Serif: Please fix this. Otherwise, why have standards at all?

Thanks,
Felix,

 

Posted

There is at least one other thread on this topic and we learned it's not a bug but by design. Unicode doesn't specify which spaces should be non-breaking so InDesign,  Affinity, and Word can make their own choices and Affinity works similarly to InDesign. Unicode only designates a character as non-breaking if there is an identical character of the same width.

18 minutes ago, Felix Kasza said:

Today I had occasion to glance at the English version which lists nearly all space characters as “non-breaking” while the German version does not call that out.

I added "non-breaking" to all the relevant spaces in the English version sometime after I created the original quick reference but I didn't have space to add this to all of the translations.
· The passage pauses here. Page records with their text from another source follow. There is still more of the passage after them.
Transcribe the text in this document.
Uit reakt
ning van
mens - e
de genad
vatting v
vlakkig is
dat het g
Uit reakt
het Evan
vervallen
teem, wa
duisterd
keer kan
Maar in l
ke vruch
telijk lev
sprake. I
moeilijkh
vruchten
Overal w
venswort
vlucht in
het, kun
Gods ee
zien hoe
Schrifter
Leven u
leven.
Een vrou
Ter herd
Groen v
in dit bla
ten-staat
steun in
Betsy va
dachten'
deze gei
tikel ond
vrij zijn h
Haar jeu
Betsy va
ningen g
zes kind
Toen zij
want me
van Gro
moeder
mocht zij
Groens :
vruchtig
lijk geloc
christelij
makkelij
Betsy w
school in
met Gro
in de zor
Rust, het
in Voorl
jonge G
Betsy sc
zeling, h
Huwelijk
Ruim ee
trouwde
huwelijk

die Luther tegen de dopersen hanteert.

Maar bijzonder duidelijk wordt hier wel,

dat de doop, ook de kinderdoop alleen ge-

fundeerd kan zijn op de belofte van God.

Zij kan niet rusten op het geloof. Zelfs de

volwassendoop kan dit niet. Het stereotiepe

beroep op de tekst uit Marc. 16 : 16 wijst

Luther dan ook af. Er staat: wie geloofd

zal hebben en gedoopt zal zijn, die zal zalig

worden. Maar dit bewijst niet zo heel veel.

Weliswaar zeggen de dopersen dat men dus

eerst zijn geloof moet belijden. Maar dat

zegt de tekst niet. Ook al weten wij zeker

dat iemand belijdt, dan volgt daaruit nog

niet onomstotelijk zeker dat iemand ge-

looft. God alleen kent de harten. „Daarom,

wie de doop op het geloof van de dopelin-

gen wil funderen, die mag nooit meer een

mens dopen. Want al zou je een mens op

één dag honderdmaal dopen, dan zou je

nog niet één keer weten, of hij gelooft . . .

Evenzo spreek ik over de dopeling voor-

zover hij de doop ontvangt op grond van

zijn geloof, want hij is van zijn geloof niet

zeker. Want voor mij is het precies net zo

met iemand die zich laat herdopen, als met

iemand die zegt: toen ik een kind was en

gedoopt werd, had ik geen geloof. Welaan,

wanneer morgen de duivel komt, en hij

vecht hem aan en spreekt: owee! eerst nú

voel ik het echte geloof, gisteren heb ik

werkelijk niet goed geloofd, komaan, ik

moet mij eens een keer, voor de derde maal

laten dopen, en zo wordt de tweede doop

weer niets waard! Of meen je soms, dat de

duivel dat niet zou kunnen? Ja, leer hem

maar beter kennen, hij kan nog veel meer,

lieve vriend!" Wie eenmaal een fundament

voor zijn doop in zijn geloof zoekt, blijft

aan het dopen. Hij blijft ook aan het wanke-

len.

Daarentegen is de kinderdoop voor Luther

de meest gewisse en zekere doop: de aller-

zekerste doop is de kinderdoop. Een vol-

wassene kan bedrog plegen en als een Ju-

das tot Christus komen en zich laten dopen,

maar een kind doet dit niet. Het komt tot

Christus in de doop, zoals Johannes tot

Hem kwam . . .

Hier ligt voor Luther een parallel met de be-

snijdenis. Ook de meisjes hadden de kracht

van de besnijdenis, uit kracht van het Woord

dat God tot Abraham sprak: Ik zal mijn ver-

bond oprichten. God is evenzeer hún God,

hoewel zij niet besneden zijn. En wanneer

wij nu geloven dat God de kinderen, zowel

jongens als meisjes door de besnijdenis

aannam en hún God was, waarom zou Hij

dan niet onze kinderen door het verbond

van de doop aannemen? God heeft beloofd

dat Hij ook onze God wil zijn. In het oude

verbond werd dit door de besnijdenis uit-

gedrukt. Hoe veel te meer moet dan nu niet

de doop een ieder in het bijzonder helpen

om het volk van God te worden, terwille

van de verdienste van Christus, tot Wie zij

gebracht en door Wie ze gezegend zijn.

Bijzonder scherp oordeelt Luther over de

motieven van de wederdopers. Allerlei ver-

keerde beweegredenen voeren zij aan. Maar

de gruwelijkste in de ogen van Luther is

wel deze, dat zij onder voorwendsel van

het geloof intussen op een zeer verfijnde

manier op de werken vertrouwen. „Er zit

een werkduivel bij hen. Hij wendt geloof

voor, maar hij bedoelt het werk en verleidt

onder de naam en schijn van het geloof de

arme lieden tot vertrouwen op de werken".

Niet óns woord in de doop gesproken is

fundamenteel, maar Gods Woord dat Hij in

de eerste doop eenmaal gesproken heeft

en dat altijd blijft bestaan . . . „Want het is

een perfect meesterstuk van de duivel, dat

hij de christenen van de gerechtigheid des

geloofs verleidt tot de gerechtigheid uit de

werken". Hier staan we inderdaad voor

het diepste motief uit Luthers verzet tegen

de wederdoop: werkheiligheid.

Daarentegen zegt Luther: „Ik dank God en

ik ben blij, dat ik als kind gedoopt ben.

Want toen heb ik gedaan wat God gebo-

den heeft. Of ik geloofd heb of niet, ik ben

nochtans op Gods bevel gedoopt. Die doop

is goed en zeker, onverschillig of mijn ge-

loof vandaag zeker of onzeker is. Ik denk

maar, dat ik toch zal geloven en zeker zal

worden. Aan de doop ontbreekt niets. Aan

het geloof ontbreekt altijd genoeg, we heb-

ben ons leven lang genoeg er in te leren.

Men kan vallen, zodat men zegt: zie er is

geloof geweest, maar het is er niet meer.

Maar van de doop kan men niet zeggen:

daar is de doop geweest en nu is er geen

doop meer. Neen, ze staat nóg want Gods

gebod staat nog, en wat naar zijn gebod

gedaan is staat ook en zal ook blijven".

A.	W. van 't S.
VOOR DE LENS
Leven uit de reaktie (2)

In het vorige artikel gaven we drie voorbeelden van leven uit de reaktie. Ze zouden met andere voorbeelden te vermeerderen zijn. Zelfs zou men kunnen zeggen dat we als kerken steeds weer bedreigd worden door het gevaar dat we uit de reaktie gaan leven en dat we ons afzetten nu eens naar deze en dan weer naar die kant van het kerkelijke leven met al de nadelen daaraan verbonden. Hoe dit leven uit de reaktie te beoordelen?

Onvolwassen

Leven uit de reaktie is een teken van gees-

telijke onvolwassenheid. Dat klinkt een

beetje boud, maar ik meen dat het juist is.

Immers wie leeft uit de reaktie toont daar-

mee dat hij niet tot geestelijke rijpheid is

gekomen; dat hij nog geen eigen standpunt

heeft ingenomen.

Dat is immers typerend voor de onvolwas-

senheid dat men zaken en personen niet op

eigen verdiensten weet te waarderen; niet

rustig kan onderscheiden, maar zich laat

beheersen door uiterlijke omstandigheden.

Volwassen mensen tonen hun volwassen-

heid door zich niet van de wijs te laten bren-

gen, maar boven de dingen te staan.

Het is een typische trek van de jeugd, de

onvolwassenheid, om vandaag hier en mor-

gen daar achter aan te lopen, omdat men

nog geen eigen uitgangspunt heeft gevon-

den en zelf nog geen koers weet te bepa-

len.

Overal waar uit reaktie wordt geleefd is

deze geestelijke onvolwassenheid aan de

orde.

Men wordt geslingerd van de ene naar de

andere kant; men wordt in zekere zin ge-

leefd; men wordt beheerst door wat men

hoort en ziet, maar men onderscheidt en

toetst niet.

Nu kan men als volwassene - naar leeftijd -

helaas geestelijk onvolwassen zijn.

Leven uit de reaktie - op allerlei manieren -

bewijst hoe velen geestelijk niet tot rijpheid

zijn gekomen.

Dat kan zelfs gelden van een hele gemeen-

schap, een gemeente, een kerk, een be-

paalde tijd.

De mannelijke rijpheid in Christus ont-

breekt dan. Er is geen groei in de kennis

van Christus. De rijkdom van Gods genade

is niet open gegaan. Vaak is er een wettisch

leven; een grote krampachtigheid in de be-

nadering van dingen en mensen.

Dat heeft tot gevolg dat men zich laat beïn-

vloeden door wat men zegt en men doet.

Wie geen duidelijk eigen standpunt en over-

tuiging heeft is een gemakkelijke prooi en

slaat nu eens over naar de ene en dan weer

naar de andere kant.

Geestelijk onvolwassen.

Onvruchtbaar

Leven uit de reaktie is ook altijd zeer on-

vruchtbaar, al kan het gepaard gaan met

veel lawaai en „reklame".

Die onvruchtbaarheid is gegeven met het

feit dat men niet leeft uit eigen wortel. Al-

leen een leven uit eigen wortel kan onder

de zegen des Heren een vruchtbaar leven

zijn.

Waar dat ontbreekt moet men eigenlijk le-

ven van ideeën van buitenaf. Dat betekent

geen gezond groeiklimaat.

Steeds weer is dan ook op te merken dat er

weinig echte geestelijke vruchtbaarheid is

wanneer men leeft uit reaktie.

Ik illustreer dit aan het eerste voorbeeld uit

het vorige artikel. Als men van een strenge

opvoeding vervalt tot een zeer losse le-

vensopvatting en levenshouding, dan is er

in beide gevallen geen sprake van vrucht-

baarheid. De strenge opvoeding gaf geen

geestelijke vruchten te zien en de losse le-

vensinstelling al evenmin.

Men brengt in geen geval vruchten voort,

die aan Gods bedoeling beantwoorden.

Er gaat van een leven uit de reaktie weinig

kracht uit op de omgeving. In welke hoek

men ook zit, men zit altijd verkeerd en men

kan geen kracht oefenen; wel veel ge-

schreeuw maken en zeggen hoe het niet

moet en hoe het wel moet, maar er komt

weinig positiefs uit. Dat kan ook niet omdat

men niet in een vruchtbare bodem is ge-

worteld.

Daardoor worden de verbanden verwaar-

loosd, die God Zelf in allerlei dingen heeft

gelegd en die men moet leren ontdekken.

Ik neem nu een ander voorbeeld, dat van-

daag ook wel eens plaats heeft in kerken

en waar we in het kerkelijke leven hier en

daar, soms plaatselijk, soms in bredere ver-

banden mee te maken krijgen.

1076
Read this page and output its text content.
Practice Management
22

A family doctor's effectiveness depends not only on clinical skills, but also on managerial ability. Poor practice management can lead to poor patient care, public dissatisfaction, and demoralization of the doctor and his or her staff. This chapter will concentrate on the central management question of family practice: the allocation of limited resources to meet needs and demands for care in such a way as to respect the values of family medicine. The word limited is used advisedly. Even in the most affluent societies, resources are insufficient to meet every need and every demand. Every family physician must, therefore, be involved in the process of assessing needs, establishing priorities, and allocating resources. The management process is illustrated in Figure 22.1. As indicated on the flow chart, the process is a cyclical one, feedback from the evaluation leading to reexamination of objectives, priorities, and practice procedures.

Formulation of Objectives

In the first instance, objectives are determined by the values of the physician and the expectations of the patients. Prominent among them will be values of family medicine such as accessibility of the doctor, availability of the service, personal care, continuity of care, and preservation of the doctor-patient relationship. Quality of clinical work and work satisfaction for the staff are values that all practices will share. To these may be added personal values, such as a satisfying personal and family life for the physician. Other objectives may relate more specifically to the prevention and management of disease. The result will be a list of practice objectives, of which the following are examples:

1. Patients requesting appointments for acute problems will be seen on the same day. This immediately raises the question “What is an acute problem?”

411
I will have to make changes to the design to fit that in but I haven't gotten to it yet.

Cheers

Posted
5 minutes ago, MikeTO said:

Unicode doesn't specify which spaces should be non-breaking

Um, it does and has been doing so for nearly 25 years.

Quote

A Unicode Standard Annex (UAX) forms an integral part of the Unicode Standard, carrying the same version number, but is published as a separate document. Note that conformance to a version of the Unicode Standard includes conformance to its Unicode Standard Annexes.

(https://www.unicode.org/reports/tr14/, “Status” section, emphasis in the original). It has been that way at least since Unicode 3.0; https://www.unicode.org/reports/tr14/tr14-7.html is dated Aug. 22, 2000.

By the way, I was _not_ whining about the German version of your reference card not calling the no-break attributes out but rather pointing out a bug that makes the special-width spaces unsuited for many purposes. The two spaces (among the ones under discussion) for which one expects no-break behaviour have it by default; the others require me to laboriously insert a ZWSP, and worse yet, to remember having to insert it.

Anyway, to you, once again thank you for your time and your knowledge and everything, and to Serif, a request to fix this.

Felix.

Posted
14 minutes ago, Felix Kasza said:

Um, it does and has been doing so for nearly 25 years.

My apologies, you are absolutely right. Most of my work with Unicode predates version 3 when this was added.

It's probably too late to change this - if Adobe and Serif were to change these spaces from non-breaking to breaking, anybody who had used these characters would find their text broke differently unless the apps automatically inserted zero-width non-breaking space before one of these spaces in legacy documents. I think that's unlikely to happen, especially as both programs treat these the same way.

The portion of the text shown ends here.